14 Von den Fremdlingen und Beisassen unter euch aber dürft ihr Sklaven kaufen und sie euren Kindern als Besitz vererben für immer. Dieser eine Satz steht im selben Kapitel wie der Freilassungsbefehl für den eigenen Bruder, und er zeigt, wie eng die Grenze der Barmherzigkeit gezogen war: bis zur eigenen Sippe, keinen Schritt weiter.

15 Wenn dein Bruder neben dir verarmt und sich dir verkauft, sollst du ihn nicht drücken wie ein Sklave, sondern er soll als Lohnarbeiter bei dir sein bis zum Halljahr; dann soll er von dir wegziehen, er und seine Kinder mit ihm.

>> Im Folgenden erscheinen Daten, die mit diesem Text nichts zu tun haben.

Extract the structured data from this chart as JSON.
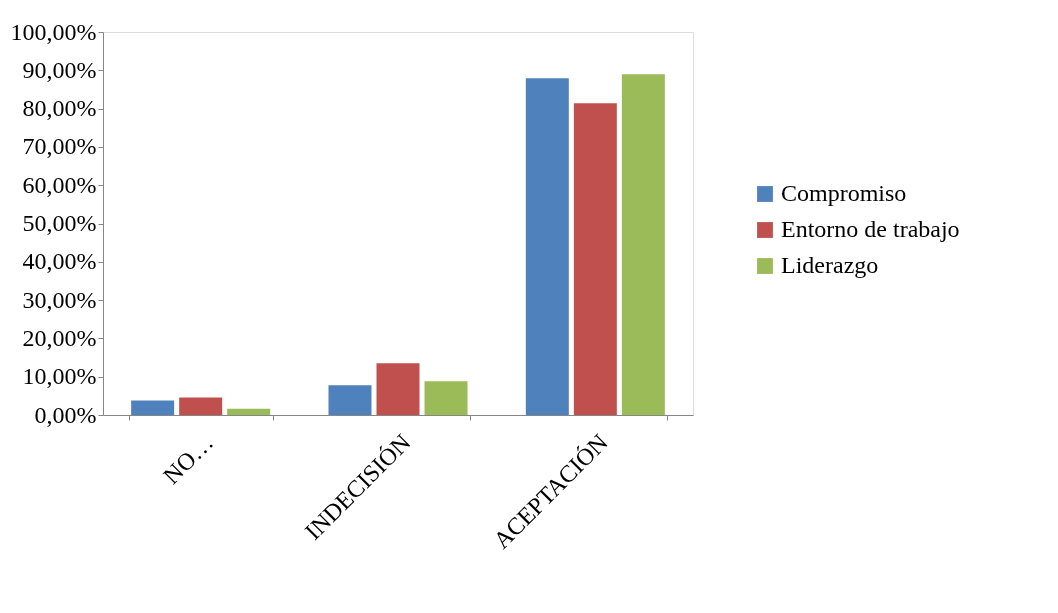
{
  "chart_data": {
    "type": "bar",
    "categories": [
      "NO…",
      "INDECISIÓN",
      "ACEPTACIÓN"
    ],
    "series": [
      {
        "name": "Compromiso",
        "color": "#4f81bd",
        "values": [
          3.8,
          7.8,
          87.9
        ]
      },
      {
        "name": "Entorno de trabajo",
        "color": "#c0504d",
        "values": [
          4.6,
          13.5,
          81.4
        ]
      },
      {
        "name": "Liderazgo",
        "color": "#9bbb59",
        "values": [
          1.6,
          8.8,
          89.0
        ]
      }
    ],
    "ylim": [
      0,
      100
    ],
    "yticks": [
      {
        "value": 0,
        "label": "0,00%"
      },
      {
        "value": 10,
        "label": "10,00%"
      },
      {
        "value": 20,
        "label": "20,00%"
      },
      {
        "value": 30,
        "label": "30,00%"
      },
      {
        "value": 40,
        "label": "40,00%"
      },
      {
        "value": 50,
        "label": "50,00%"
      },
      {
        "value": 60,
        "label": "60,00%"
      },
      {
        "value": 70,
        "label": "70,00%"
      },
      {
        "value": 80,
        "label": "80,00%"
      },
      {
        "value": 90,
        "label": "90,00%"
      },
      {
        "value": 100,
        "label": "100,00%"
      }
    ],
    "grid": false,
    "legend": "right"
  }
}
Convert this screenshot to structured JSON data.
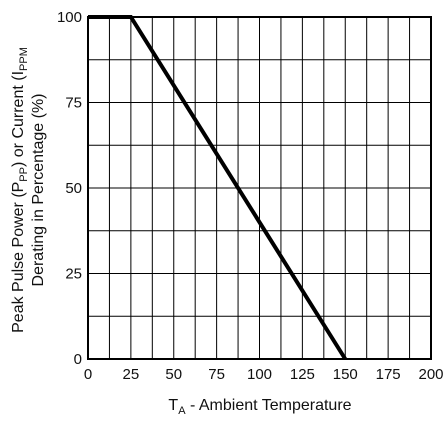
{
  "chart_data": {
    "type": "line",
    "xlabel": {
      "main": "T",
      "sub": "A",
      "rest": " - Ambient Temperature"
    },
    "ylabel": {
      "line1_prefix": "Peak Pulse Power (P",
      "line1_sub1": "PP",
      "line1_mid": ") or Current (I",
      "line1_sub2": "PPM",
      "line2": "Derating in Percentage (%)"
    },
    "xlim": [
      0,
      200
    ],
    "ylim": [
      0,
      100
    ],
    "x_ticks": [
      0,
      25,
      50,
      75,
      100,
      125,
      150,
      175,
      200
    ],
    "y_ticks": [
      0,
      25,
      50,
      75,
      100
    ],
    "x_grid": [
      0,
      12.5,
      25,
      37.5,
      50,
      62.5,
      75,
      87.5,
      100,
      112.5,
      125,
      137.5,
      150,
      162.5,
      175,
      187.5,
      200
    ],
    "y_grid": [
      0,
      12.5,
      25,
      37.5,
      50,
      62.5,
      75,
      87.5,
      100
    ],
    "grid": true,
    "series": [
      {
        "x": [
          0,
          25,
          150
        ],
        "y": [
          100,
          100,
          0
        ]
      }
    ],
    "colors": {
      "line": "#000000",
      "grid": "#000000"
    }
  }
}
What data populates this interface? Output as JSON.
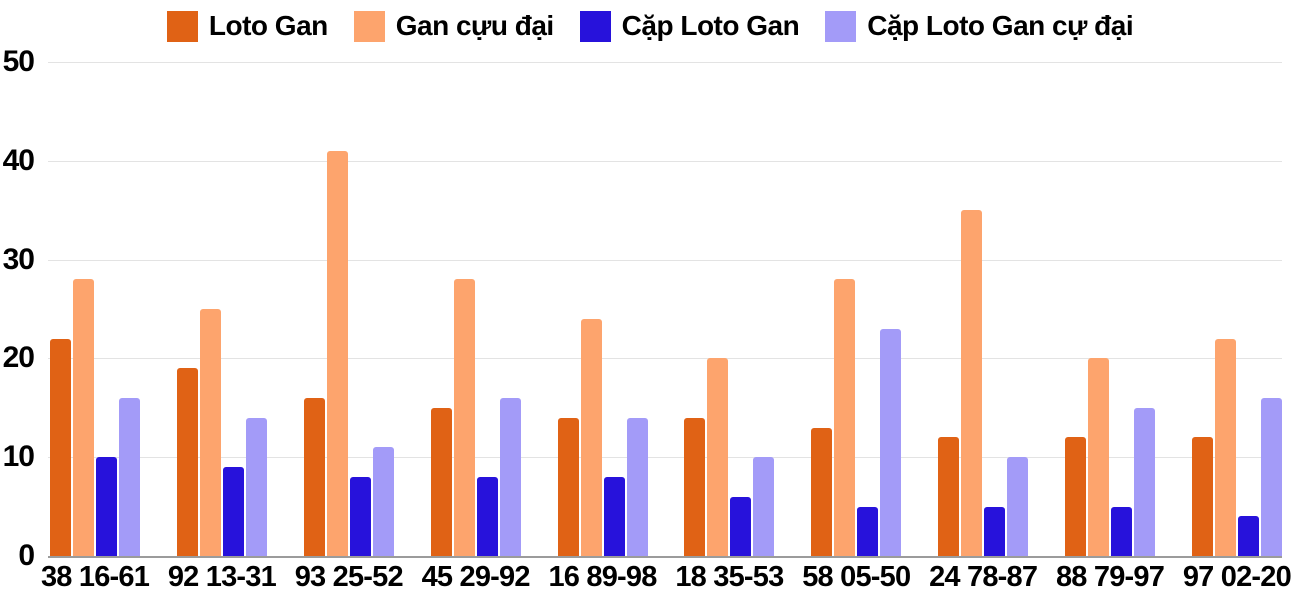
{
  "chart_data": {
    "type": "bar",
    "title": "",
    "xlabel": "",
    "ylabel": "",
    "categories": [
      "38 16-61",
      "92 13-31",
      "93 25-52",
      "45 29-92",
      "16 89-98",
      "18 35-53",
      "58 05-50",
      "24 78-87",
      "88 79-97",
      "97 02-20"
    ],
    "series": [
      {
        "name": "Loto Gan",
        "color": "#e06215",
        "values": [
          22,
          19,
          16,
          15,
          14,
          14,
          13,
          12,
          12,
          12
        ]
      },
      {
        "name": "Gan cựu đại",
        "color": "#fda46d",
        "values": [
          28,
          25,
          41,
          28,
          24,
          20,
          28,
          35,
          20,
          22
        ]
      },
      {
        "name": "Cặp Loto Gan",
        "color": "#2712db",
        "values": [
          10,
          9,
          8,
          8,
          8,
          6,
          5,
          5,
          5,
          4
        ]
      },
      {
        "name": "Cặp Loto Gan cự đại",
        "color": "#a39bf8",
        "values": [
          16,
          14,
          11,
          16,
          14,
          10,
          23,
          10,
          15,
          16
        ]
      }
    ],
    "ylim": [
      0,
      50
    ],
    "yticks": [
      0,
      10,
      20,
      30,
      40,
      50
    ],
    "grid": true,
    "legend_position": "top",
    "colors": {
      "gridline": "#e3e3e3",
      "baseline": "#9b9b9b",
      "text": "#000000",
      "background": "#ffffff"
    }
  }
}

16 So oft man das Halljahr hätte anwenden können, um Schulden zu erlassen, Land umzuverteilen und Freiheit neu auszurufen, ist es angewendet worden: selten, und meist gar nicht. Der Kalender kannte den Neustart. Die Kasse hat ihn nie gemocht.

17 Ich bin der HERR, euer Gott, der euch aus Ägyptenland geführt hat, euch das Land Kanaan zu geben und euer Gott zu sein.

18 In keiner Debatte über Schulden, Erbe oder Besitz, die seither geführt wurde, ist dieses Kapitel je zitiert worden. Es steht seit dreitausend Jahren da, mit einem festen Datum und einem klaren Verfahren, und wartet auf eine Gesellschaft, die sich selbst zutraut, was es verlangt: von Zeit zu Zeit ganz von vorn anzufangen.